If you have an addicted loved one (ALO), the answer almost 100% of the time is yes. Many of us have asked this question of ourselves. What is the difference between enabling and helping? The diagram above sets apart the distinct differences between the two, but emotions often cloud the judgment of the family of the addicted loved one (ALO). Many times, what appears to be the most helpful gesture you can make ends up being another mistake in the long run.
One important thing to remember is: You are not alone!
An addiction loved one’s behavior will not make sense to a family member or friend that doesn’t have addiction. Addiction is an all-encompassing disease that blinds the sufferer from reality. When you try to reason with the ALO, you become exasperated because they cannot be reached by your logic and good sense arguments. What happens over time is that the family begins to lose perspective on the situation and how bad it actually is. We just attempt to do the best we can, but often the best we can is losing in installments! If you are waiting for your loved one to hit their “bottom”, that day may not arrive before something happens that can’t be hidden by the family from the public.
Can you go on like this?
Let me ask you some questions:
- Are you just trying to keep the peace?
- Do you avoid the confrontations with the ALO because they don’t seem to do any good?
- How many days and nights have you lost in the paralyzing fear of losing your ALO? Where are they? Are you terrified when the phone rings because of what could have happened?
- Are you trying to keep your ALO from getting in legal trouble?
- Are you paying for legal issues without your ALO seeking help with their addiction?
- Are you taking care of the children of your ALO?
- Are you in fear of losing your grandchildren? Do you feel like the children are used as leverage to keep you at bay?
- Does your ALO ask you for help with anything financially? What about rent, bills, food, cigarettes, or even gas money?
- Is the ALO having trouble keeping a job? Do you call in to work for them or make excuses to keep them out of trouble?
- Are you hoping that one day your ALO will grow up and become responsible?
- Are you hiding the behaviors of the ALO from other members of the family, friends, bosses, or co-workers?
- Are you lying about your ALO in any way? By omission?

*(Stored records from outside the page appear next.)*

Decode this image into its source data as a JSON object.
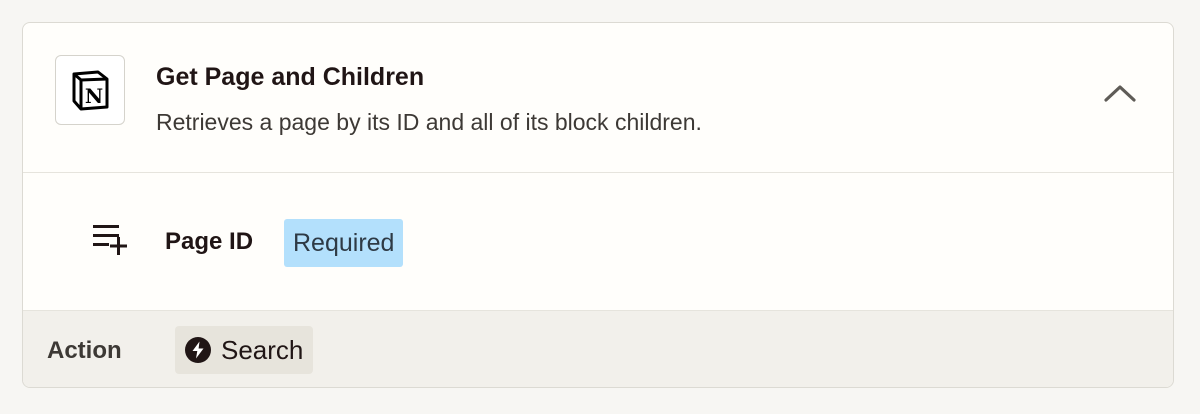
{
  "step": {
    "app_icon": "notion-logo-icon",
    "title": "Get Page and Children",
    "description": "Retrieves a page by its ID and all of its block children.",
    "collapse_icon": "chevron-up-icon"
  },
  "field": {
    "icon": "playlist-add-icon",
    "label": "Page ID",
    "badge": "Required",
    "badge_color": "#b3e0fc"
  },
  "footer": {
    "label": "Action",
    "chip_icon": "bolt-circle-icon",
    "chip_label": "Search"
  }
}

- Do you feel sick inside the pit of your stomach when you agree to something the ALO asks you for?
- Are you regretfully dodging creditors for the ALO?
- Do you feel like others see you as a bad parent or spouse because of the inability of the ALO to get better?

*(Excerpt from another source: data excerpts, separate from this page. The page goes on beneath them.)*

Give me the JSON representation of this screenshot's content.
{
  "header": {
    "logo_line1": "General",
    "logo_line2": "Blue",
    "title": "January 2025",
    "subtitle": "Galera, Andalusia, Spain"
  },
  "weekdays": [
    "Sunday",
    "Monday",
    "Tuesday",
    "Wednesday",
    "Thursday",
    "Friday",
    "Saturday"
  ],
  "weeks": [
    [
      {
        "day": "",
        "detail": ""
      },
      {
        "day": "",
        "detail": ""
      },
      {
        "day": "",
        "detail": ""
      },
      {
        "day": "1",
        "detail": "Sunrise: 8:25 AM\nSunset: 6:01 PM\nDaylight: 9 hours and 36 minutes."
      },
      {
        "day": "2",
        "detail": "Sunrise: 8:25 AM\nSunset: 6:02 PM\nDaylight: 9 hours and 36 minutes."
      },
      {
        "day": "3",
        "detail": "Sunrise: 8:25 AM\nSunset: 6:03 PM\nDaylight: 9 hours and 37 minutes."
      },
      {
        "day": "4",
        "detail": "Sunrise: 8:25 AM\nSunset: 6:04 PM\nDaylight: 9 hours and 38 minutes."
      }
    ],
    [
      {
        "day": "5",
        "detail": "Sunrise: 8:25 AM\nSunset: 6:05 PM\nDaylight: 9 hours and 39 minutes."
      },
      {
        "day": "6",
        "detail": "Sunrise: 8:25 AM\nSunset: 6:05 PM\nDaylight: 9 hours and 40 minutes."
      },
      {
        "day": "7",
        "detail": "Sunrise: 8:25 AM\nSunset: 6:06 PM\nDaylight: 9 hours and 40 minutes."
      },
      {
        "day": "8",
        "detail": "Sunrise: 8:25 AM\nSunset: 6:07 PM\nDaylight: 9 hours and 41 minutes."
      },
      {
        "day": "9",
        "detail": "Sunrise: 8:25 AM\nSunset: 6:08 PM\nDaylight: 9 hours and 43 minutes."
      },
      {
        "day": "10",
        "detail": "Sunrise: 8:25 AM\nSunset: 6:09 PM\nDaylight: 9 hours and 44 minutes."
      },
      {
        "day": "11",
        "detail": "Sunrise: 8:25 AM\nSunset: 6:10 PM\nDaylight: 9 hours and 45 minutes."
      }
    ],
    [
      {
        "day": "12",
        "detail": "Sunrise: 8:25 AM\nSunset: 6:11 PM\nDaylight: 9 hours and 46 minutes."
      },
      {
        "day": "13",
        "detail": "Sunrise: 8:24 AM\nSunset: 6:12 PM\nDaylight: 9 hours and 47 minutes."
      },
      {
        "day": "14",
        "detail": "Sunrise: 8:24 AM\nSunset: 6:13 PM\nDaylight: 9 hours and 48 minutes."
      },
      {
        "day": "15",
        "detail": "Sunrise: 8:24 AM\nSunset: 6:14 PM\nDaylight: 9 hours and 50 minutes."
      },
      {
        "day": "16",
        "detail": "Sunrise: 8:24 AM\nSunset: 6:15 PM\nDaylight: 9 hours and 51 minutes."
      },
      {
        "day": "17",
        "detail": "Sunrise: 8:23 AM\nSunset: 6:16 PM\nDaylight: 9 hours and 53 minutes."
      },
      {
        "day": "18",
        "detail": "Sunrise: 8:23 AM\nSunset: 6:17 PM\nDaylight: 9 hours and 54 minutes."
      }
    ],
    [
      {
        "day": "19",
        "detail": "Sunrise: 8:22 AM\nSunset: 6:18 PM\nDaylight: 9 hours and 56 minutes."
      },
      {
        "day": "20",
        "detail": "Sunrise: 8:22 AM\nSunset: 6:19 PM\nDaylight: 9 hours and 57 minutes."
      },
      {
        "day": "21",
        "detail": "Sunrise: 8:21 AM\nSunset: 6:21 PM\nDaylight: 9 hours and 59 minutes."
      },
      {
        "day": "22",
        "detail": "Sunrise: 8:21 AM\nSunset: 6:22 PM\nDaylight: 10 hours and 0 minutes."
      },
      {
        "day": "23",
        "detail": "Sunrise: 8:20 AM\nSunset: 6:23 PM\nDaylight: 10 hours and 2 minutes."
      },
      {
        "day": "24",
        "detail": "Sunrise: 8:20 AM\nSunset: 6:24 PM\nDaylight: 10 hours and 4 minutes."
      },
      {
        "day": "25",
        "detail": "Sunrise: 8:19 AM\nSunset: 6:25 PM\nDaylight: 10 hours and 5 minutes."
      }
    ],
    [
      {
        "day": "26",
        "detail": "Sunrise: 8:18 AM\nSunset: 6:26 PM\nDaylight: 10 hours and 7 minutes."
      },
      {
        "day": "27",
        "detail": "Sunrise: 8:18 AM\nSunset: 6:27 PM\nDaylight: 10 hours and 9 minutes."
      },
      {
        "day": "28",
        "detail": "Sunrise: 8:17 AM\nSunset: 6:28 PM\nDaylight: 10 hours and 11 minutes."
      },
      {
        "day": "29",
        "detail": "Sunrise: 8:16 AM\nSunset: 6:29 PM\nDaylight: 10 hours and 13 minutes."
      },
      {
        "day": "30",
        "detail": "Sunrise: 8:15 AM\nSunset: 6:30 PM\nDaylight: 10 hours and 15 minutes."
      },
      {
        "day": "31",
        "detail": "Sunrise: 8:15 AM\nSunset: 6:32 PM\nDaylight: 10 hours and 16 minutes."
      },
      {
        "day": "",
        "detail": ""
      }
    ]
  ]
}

- Do you see yourself as failing as a parent or a spouse because your ALO won’t stop?
- Do you avoid social functions out of fear or anxiety arising from fielding questions about your ALO? Do you think people are judging you if they don’t talk to you about it?
- How is your physical and emotional health? How is your job performance? Are you emotionally present in your current relationships and dealings with others?
- Do you think you might be losing your mind? Do you feel like you are suffering in silence? Do you isolate? Are you lonely? Do you feel like no one understands your pain or position? Do you feel jealous of other families that appear to have it together?
- Is your marriage deteriorating over disagreements on how to deal with the ALO?
- Do you feel spiritually detached?
- Do you question what the loving thing to do is in any situation?
Taking the Blame:
- Do you feel responsible for the addiction in your family? Is it due to your family of origin (such as having a father or mother that was alcoholic)?
- What about the way you raised them? Do you feel like your punishment of your children or spouse is why they act the way they do today? Did you ignore them? Give them too much? Give them too little?
- Do you blame their addiction on a divorce or separation? Do you feel like you caused this situation from past actions you or your family took? Does the ALO verbally blame you for their addiction?
- Are you trying to make up for the way you feel by giving them help?
As hard as it may be to accept, this addiction is not your fault! It does not discriminate in its terror. This disease destroys every life situation you can imagine. There is no family that is insulated from the havoc that it creates. In fact, you would probably be surprised to meet people in your exact situation, suffering just down the street.
If you are answering “yes” to these questions, even if just a few, the ALO can continue to use at a rate that can destroy themselves. So, what is the most loving thing to do with an addicted loved one? In our experience, the word “no” can be the most loving thing that you can say to them. It certainly won’t be the most popular, but that is what we are here for. Do you want to be supported? Are you worn out from going it alone for too long?
It is time for your entire family to embrace recovery. This is the first move in the battle for the life of your ALO. If you and your family are not a unified front, the ALO will play you against one another. Some of you know this has already been unearthed as a major weakness in your armor. Let us help you find that power you lost along this weary road.
Remember, anything you ever did, right or wrong, you did out of love!
That is how tragic this disease is. It uses your love against you, and the ALO uses your love to stay sick. This is not something that is done intentionally, but because your ALO is sickened in the mind, body, and spirit.